McCarthy didn’t schedule the resolution for a vote before the August recess, and the Speaker didn’t force a vote. (All this despite the fact that there was time for debate on the House schedule: Members adjourned a day early for their seven-week break.) But some in the House oppose the measure; Rep. Rick Crawford (R-Ark.), for example, evidently has some compunction about the combination of catfish and capitalism. He sent a letter to House leadership asking for the bill not to be brought up.
It is one thing to oppose a resolution, of course. But is something very different to oppose the House debating a measure that the Senate passed, one that would end a program that the Government Accountability Office has cited on 10 occasions for being duplicative and costing the taxpayers money. Crawford is trying to keep an open debate from occurring and letting the House work its will on legislation that 203 members of the chamber, on a bipartisan basis, want debated.

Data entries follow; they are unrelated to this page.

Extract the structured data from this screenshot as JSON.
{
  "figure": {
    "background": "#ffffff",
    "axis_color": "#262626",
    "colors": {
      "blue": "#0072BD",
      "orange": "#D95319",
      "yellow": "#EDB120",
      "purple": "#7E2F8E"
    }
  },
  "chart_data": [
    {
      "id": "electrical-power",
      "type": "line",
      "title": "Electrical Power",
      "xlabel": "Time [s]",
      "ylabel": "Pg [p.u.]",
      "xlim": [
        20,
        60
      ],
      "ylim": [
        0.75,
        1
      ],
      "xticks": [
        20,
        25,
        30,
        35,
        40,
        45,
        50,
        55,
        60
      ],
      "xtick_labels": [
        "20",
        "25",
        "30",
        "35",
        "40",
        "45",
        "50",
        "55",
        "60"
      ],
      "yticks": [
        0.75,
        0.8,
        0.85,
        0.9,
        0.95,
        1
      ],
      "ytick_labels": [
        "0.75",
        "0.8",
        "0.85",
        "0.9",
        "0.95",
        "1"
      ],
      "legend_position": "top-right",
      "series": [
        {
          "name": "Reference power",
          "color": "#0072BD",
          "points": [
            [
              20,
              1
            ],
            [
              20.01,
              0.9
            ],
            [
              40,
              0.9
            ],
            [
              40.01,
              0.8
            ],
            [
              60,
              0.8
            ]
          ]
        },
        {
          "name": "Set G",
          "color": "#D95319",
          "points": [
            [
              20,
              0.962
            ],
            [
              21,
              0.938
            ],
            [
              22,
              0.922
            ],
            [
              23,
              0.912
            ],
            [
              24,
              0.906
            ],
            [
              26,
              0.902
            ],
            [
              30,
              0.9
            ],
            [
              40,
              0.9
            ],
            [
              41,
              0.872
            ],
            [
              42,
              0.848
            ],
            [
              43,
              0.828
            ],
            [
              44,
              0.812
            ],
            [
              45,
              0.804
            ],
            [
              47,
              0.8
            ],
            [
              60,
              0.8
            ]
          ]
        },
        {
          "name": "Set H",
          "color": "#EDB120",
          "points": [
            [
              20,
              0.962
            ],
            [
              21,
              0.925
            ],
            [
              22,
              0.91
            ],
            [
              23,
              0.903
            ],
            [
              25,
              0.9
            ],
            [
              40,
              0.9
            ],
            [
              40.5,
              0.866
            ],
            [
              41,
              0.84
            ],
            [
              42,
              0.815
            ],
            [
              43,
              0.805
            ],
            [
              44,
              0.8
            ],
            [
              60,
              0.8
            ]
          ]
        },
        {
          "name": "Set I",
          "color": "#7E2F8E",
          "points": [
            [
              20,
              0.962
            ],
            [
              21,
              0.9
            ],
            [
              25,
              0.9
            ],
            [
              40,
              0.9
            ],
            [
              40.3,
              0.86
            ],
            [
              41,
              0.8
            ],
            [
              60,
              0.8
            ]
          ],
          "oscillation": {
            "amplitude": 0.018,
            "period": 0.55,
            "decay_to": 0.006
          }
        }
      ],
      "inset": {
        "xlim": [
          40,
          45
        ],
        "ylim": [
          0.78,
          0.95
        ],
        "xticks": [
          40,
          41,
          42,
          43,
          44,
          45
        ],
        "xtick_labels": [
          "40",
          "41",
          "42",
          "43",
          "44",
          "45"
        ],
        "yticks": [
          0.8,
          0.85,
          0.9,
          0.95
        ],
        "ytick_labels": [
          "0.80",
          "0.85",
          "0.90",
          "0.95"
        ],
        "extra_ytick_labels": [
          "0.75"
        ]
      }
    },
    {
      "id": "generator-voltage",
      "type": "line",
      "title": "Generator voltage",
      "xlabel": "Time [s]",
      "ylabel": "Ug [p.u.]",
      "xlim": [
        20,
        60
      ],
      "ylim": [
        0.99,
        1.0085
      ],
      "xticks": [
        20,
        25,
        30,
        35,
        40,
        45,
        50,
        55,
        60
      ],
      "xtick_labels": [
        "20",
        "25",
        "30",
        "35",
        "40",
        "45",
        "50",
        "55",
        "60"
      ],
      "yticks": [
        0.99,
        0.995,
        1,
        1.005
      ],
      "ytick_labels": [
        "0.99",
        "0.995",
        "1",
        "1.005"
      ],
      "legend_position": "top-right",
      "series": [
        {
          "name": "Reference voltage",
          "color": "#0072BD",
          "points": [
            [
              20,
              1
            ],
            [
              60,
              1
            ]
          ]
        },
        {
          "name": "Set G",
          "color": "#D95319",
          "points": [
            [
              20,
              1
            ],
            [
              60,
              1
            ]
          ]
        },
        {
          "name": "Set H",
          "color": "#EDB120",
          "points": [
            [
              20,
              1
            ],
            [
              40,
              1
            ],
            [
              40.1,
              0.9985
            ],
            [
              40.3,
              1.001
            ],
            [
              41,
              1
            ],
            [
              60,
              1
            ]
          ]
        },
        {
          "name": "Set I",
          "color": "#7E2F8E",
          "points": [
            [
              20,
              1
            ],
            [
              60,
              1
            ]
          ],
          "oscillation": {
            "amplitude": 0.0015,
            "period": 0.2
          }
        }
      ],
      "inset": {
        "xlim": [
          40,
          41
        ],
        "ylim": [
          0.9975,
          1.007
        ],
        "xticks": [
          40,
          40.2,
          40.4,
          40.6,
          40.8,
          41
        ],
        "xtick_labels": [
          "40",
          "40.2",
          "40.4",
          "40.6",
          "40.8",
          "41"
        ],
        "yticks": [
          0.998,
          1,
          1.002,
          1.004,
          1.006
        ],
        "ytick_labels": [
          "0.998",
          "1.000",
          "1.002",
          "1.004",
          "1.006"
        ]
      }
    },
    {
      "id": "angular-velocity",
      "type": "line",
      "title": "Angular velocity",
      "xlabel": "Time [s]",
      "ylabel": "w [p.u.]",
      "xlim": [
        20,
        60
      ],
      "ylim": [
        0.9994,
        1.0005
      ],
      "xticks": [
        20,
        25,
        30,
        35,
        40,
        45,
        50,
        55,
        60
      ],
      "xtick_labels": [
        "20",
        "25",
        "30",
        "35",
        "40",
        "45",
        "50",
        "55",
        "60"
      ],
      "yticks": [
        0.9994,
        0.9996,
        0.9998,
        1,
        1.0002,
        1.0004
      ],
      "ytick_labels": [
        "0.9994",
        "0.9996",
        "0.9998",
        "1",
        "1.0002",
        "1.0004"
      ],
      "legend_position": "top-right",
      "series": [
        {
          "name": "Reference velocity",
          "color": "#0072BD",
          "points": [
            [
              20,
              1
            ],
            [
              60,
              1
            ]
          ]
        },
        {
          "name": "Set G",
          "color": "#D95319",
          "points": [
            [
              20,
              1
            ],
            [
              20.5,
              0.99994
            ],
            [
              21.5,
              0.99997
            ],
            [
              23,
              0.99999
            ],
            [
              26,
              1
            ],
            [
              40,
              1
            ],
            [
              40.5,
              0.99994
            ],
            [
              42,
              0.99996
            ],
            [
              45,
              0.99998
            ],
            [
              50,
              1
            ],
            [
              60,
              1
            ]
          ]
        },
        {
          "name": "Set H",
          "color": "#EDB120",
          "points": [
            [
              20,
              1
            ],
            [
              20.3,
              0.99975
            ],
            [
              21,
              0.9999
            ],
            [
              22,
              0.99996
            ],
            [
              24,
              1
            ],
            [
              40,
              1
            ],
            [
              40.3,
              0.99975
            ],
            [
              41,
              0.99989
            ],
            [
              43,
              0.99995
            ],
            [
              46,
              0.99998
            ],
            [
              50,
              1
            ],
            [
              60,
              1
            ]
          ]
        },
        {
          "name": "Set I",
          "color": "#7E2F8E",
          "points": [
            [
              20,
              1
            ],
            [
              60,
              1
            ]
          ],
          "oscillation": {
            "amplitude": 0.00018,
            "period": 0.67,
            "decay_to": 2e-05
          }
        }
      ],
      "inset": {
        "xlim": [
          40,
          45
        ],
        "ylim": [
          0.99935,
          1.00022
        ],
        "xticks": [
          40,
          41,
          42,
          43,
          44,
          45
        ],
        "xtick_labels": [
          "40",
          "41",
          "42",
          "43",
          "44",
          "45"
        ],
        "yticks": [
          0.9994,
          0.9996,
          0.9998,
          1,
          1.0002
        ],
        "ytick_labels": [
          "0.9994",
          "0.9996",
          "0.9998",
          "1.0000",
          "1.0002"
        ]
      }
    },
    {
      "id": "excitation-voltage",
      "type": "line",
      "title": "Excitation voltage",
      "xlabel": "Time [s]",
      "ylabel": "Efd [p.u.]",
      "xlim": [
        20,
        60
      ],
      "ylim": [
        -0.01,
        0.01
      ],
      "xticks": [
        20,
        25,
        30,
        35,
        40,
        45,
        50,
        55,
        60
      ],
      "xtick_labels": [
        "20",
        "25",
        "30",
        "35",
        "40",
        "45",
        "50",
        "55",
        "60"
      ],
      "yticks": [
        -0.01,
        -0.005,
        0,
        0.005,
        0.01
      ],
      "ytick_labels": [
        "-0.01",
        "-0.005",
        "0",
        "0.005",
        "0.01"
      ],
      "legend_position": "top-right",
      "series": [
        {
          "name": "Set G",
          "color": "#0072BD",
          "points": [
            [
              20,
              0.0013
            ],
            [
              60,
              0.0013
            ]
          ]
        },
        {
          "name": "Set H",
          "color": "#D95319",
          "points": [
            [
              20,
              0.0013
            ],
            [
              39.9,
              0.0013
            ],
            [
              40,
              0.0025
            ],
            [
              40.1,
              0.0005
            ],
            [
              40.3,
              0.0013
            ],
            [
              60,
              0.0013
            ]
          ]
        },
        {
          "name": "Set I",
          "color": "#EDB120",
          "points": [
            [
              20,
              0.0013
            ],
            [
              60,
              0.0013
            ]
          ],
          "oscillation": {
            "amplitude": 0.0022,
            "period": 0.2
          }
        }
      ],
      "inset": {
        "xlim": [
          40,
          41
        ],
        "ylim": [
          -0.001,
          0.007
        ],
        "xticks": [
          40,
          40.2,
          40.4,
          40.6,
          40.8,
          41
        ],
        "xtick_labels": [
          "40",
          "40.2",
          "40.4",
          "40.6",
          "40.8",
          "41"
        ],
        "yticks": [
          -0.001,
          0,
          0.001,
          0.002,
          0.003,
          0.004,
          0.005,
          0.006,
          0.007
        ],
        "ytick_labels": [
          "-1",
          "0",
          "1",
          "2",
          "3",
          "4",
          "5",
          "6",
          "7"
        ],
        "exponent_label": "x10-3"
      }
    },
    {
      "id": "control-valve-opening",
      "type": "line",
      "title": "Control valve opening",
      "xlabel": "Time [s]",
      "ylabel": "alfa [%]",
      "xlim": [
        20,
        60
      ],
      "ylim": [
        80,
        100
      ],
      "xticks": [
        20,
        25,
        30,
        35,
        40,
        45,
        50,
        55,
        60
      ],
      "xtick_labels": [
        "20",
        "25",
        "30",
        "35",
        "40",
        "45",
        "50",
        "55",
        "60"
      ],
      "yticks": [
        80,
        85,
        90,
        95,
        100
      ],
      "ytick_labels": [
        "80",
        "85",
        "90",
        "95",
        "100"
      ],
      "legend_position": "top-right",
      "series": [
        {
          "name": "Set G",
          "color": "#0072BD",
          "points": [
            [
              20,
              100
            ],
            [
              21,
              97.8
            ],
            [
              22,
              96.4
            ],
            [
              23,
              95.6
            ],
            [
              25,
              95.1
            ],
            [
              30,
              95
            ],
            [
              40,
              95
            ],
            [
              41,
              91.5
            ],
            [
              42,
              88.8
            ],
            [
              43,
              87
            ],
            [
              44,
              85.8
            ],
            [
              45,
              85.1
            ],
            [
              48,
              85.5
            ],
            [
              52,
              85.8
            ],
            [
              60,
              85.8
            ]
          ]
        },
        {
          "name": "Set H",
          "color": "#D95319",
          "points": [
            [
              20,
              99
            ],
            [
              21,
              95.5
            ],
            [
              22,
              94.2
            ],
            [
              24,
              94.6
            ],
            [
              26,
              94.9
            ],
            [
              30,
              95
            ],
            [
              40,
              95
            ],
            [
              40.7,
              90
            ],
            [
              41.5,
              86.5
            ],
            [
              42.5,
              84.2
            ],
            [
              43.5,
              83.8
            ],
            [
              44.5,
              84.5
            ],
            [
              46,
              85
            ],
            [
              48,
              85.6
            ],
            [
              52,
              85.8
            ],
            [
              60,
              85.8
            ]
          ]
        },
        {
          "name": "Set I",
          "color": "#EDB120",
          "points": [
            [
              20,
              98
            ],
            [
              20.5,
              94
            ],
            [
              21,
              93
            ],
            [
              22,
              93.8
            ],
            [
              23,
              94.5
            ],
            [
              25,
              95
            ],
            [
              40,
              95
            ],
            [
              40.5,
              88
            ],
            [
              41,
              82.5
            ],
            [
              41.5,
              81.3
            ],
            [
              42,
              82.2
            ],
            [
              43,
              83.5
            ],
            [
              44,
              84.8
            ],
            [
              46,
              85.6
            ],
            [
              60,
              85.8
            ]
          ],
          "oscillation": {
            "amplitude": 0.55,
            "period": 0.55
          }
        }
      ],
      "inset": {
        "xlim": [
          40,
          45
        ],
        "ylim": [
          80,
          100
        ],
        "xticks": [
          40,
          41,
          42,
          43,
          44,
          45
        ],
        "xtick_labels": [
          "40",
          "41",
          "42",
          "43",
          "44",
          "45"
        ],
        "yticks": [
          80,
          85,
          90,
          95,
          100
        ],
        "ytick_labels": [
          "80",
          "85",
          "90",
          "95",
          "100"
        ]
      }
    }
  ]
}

Shutting down debate shouldn’t be the answer to a competition of ideas.
Ryan, though, can put this situation right. Indeed, as the policy paper for his own agenda states, “The American people now spend $1.89 trillion every year just to comply with Washington’s rules — approximately $15,000 per household. From heath care and finance to manufacturing and energy, job creators spend more time jumping through hoops than expanding opportunities.”
When the House comes back into session in September, S.J. Res. 28 should be one of the first bills the Speaker brings to the floor of the House for debate and a vote. After all, a significant number of members want a debate and a vote, the Speaker is on the record about how troublesome regulations are and a resolution passed by the Senate is ready to redress this problem.
Advancing conservative policies doesn’t get more turnkey than this. The bill isn’t just about catfish; it is about Speaker Ryan making a modest down payment on his plans for regulatory reform and a confident America having a debate about a bill on the House floor.